Have you ever had a wonderful idea for a book but when you got it on paper, things (i.e. the ENTIRE story) just sort of fell flat? The characters weren’t as deep as you’d like, the storyline not as punchy as you intended and as for actual material, well, just imagining writing another seventy thousand words made you break out into a sweat.
I’ve done this before, and not five thousand words into it, I wondered if there was hope enough that the story would be something even I would want to read in the end.
So, what’s the solution? Well, don’t instantly think you have to scrap the story all because it’s dead in the water. I’m a firm believer in not wasting anything. Scrap food goes to compost (or the new dog IF she’s lucky and well behaved), clothes are worn until there are real holes in the knees and pill balls on the sweater. Even the shampoo, that lasts longer than the conditioner, is saved for future use.
Instead of tossing the story, rework and recycle your material. What you intended for a novel, might be better used as a short story. A story you think would work great as a personal essay may instead work great as flash fiction. And what about that story you thought might make the best women’s fiction novel, which really needs to be a poem?
If something isn’t working right, don’t think of it as the short, happy life of a story never written. Set the work aside, think about it, and come back to it with fresh eyes later. If you still think you can’t make it the great American novel you wanted, then maybe you need to recycle it.
This has happened to me. What I thought would make a great book, ended up being a two-thousand-word short story. And this was after an outline, character names, and thought-out plot and progression. Finding the right “recycling bin” is sometimes all it takes to make your story the masterpiece it really is, even if that masterpiece is no longer a novel but an eight-line poem.

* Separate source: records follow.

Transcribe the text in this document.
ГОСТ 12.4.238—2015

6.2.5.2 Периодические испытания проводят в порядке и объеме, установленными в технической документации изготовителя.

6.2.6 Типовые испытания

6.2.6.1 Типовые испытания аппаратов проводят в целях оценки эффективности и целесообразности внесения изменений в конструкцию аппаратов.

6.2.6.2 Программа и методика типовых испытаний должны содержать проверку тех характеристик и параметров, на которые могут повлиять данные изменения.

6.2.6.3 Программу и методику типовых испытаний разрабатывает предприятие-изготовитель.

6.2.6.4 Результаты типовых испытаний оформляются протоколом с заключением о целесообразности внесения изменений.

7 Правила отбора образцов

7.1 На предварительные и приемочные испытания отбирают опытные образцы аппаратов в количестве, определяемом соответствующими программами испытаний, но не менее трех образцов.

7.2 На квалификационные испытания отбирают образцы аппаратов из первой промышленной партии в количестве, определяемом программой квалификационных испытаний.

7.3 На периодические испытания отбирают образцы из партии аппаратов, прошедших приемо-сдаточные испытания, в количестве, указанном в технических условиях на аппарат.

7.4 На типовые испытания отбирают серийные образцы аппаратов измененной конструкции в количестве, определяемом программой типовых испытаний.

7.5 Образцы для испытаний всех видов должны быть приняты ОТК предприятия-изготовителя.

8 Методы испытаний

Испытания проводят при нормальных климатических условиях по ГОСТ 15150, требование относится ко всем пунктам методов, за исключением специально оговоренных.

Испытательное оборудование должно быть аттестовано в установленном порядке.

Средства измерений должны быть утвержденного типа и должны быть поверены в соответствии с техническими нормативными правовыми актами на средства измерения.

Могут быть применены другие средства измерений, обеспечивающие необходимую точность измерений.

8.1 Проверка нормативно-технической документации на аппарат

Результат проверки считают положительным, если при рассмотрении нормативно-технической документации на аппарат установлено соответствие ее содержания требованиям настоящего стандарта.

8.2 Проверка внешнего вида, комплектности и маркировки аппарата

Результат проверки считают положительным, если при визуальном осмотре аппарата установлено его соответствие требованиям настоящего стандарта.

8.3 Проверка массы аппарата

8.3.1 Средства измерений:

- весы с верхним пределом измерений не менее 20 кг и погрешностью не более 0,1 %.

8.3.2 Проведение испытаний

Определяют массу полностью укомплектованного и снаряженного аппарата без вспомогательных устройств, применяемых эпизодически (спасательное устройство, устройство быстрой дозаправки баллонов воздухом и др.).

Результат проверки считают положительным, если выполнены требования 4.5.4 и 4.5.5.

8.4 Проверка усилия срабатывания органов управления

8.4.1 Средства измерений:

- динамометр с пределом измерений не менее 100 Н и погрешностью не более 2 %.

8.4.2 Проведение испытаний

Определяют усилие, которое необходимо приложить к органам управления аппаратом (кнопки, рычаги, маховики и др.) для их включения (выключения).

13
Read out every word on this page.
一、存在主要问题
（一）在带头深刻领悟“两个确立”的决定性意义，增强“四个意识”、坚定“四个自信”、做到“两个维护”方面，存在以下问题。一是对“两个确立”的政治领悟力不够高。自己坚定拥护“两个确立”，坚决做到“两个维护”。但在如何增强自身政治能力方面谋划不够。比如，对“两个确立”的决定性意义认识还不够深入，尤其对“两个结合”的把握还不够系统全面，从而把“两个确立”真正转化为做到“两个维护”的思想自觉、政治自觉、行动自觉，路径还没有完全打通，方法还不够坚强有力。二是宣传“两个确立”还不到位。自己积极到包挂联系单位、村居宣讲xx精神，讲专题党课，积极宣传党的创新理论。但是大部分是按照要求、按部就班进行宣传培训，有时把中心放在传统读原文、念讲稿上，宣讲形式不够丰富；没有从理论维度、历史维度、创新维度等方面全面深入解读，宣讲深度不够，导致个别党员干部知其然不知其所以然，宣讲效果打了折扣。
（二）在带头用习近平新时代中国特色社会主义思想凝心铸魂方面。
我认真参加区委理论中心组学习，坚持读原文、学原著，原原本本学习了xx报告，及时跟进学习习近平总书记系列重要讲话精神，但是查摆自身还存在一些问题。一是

Try reusing your material for something else and watch your words reignite the spark you saw in your story from the very beginning. Not every story needs to be a book. Not every book needs to be a thriller or romantic comedy. Change things up. Try different genres. Maybe the nonfiction family memoir idea really needs to be a science-fiction short story.
Recycle your ideas -- be willing to change -- and your writing world will reinvent itself into something remarkable.